While revenue and operating leverage showed strength, gross profits remained under pressure. Gross margin for the quarter registered at 6.4%, slightly below the 6.5% expectation noted by analysts. Goldman Sachs attributed the slight shortfall to a higher mix of very large customers with greater pricing power and to expedited shipping costs. Operating margin outperformed expectations, coming in at 4.5% versus a 4.1% estimate, reflecting favorable operating leverage on the larger revenue base.

Additional data highlighted in research notes emphasize an ongoing margin challenge: last twelve-month (LTM) gross profit margins were reported at just 8.02%. These figures underpin caution among some sell-side analysts despite the company’s elevated growth trajectory.

Customer concentration and demand breadth

Management disclosed that one customer accounted for approximately 63% of quarterly revenue, equal to roughly $8.0 billion for the period. Company commentary stressed that demand is broadening beyond that single large account, but concentration at that scale remains a central consideration for investors assessing revenue stability and negotiating leverage.

Analyst reactions and valuation dispersion

Market reactions among analysts were mixed. Rosenblatt reaffirmed a Buy rating and kept a $50.00 price target. Barclays adjusted its target down to $38.00 from $43.00 but maintained an Equalweight rating; the company’s December quarter revenue exceeded Barclays’ estimate by more than $2.0 billion. Overall, analyst price targets cited in research span a wide range, from $15 to $93, reflecting divergent views on competitive dynamics, margin recovery timing, and the company’s ability to sustain growth while improving profitability.

Stock performance and valuation context

The stock has experienced significant volatility, with a roughly 49% decline over the last six months according to available market data. Despite solid revenue expansion of 34.76% over the prior twelve months and the recent uplift to guidance, some valuation models indicate the shares are trading below assessed Fair Value.

Conclusion

Super Micro’s fiscal Q2 report delivered both upside and unresolved questions. Revenue strength and an upgraded fiscal-year target signal healthy demand for AI server systems, while compressed gross margins, heavy customer concentration, and supply-side dynamics leave room for skepticism. That combination helps explain why certain firms, including Goldman Sachs, remain cautious on the shares even as others maintain bullish stances.

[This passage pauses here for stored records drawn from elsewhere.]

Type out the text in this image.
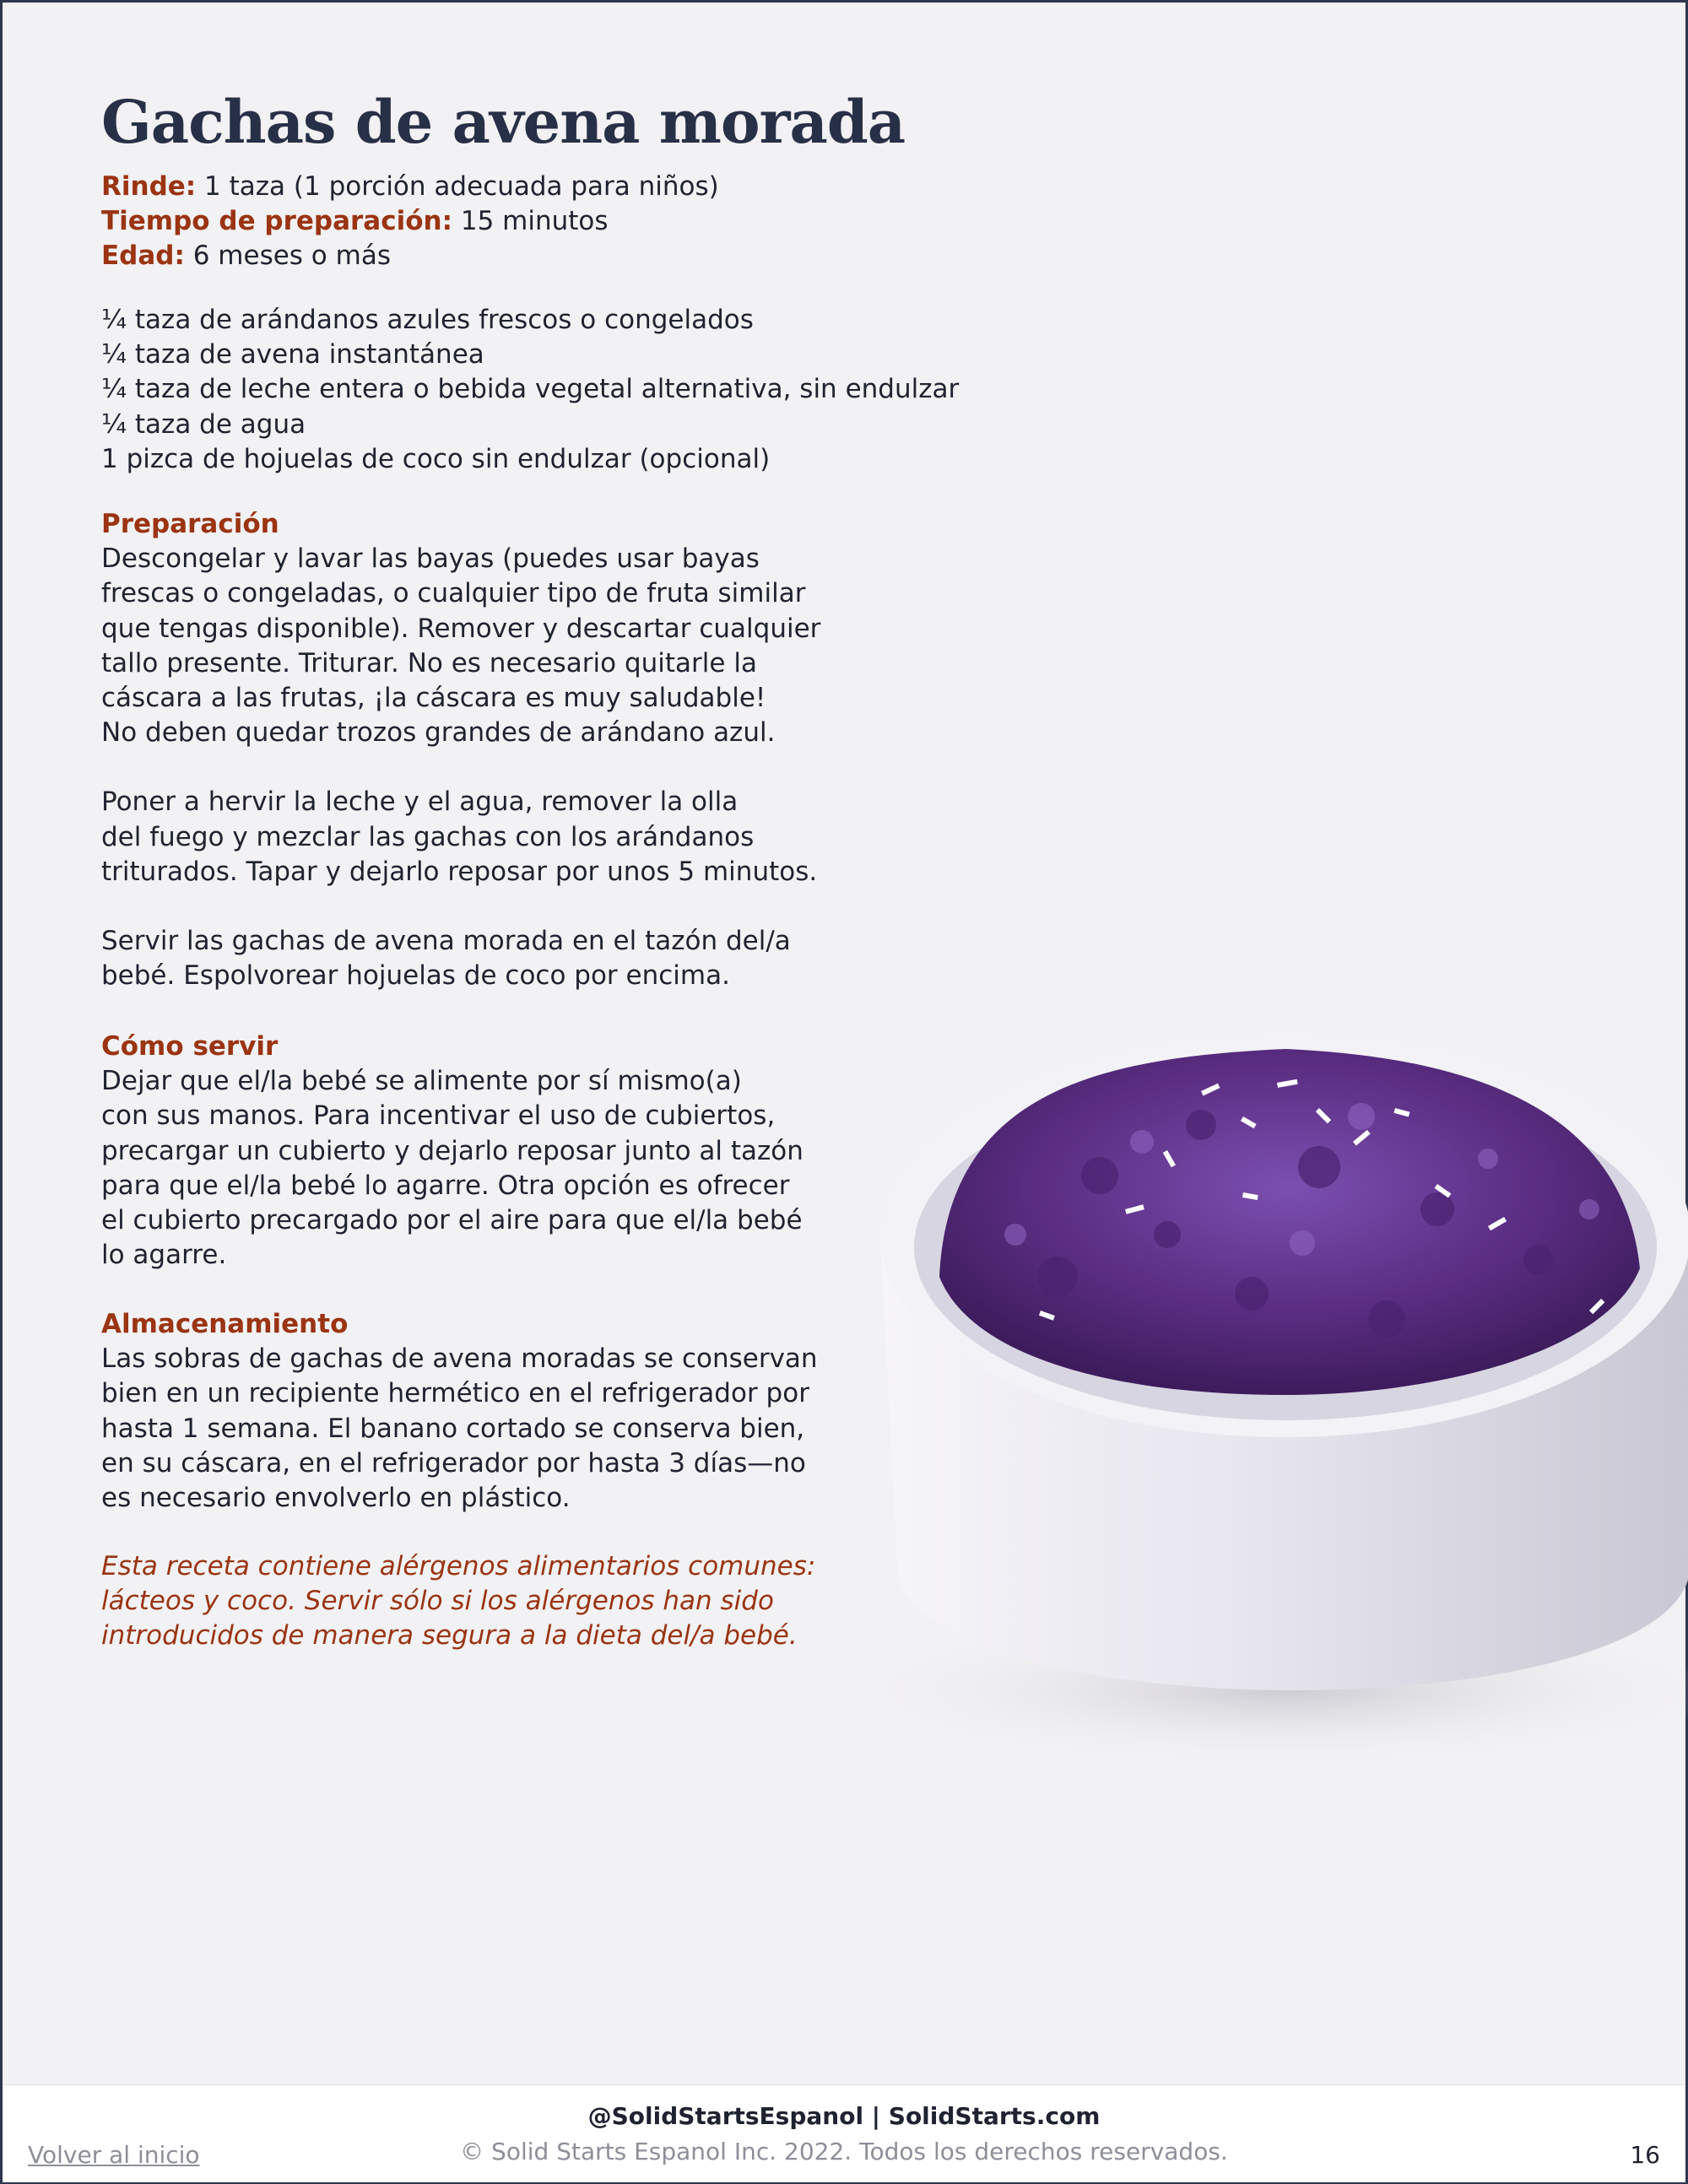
Gachas de avena morada
Rinde: 1 taza (1 porción adecuada para niños)
Tiempo de preparación: 15 minutos
Edad: 6 meses o más
¼ taza de arándanos azules frescos o congelados
¼ taza de avena instantánea
¼ taza de leche entera o bebida vegetal alternativa, sin endulzar
¼ taza de agua
1 pizca de hojuelas de coco sin endulzar (opcional)
Preparación
Descongelar y lavar las bayas (puedes usar bayas
frescas o congeladas, o cualquier tipo de fruta similar
que tengas disponible). Remover y descartar cualquier
tallo presente. Triturar. No es necesario quitarle la
cáscara a las frutas, ¡la cáscara es muy saludable!
No deben quedar trozos grandes de arándano azul.
Poner a hervir la leche y el agua, remover la olla
del fuego y mezclar las gachas con los arándanos
triturados. Tapar y dejarlo reposar por unos 5 minutos.
Servir las gachas de avena morada en el tazón del/a
bebé. Espolvorear hojuelas de coco por encima.
Cómo servir
Dejar que el/la bebé se alimente por sí mismo(a)
con sus manos. Para incentivar el uso de cubiertos,
precargar un cubierto y dejarlo reposar junto al tazón
para que el/la bebé lo agarre. Otra opción es ofrecer
el cubierto precargado por el aire para que el/la bebé
lo agarre.
Almacenamiento
Las sobras de gachas de avena moradas se conservan
bien en un recipiente hermético en el refrigerador por
hasta 1 semana. El banano cortado se conserva bien,
en su cáscara, en el refrigerador por hasta 3 días—no
es necesario envolverlo en plástico.
Esta receta contiene alérgenos alimentarios comunes:
lácteos y coco. Servir sólo si los alérgenos han sido
introducidos de manera segura a la dieta del/a bebé.
@SolidStartsEspanol | SolidStarts.com
© Solid Starts Espanol Inc. 2022. Todos los derechos reservados.
Volver al inicio	16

Data points cited in this report

  • Fiscal Q2 EPS: $0.69
  • Goldman Sachs EPS estimate: $0.50; FactSet consensus: $0.49
  • Quarterly revenue: $12.7 billion
  • Company guidance for fiscal 2026 revenue: at least $40.0 billion (raised from at least $36.0 billion)
  • Gross margin for the quarter: 6.4% (vs. 6.5% expected)
  • Operating margin for the quarter: 4.5% (vs. 4.1% expected)
  • Single customer share of quarterly revenue: 63% (about $8.0 billion)
  • Last twelve-month revenue growth: 34.76%
  • LTM gross profit margin: 8.02%
  • Six-month stock decline: approximately 49%
  • Analyst price target range cited: $15 to $93

Risks

  • Margin recovery timing is uncertain; continued gross margin pressure could weigh on profitability and investor sentiment - impacts sectors tied to hardware margins and data center economics.
  • High revenue concentration in a single customer (approximately 63% of quarterly revenue) elevates business risk if that customer reduces orders - affects server hardware suppliers and enterprise AI infrastructure markets.
  • Competitive intensity in the AI server market, upcoming technology transitions, and component shortages create operational and margin risk - relevant to the broader AI infrastructure and semiconductor supply chain sectors.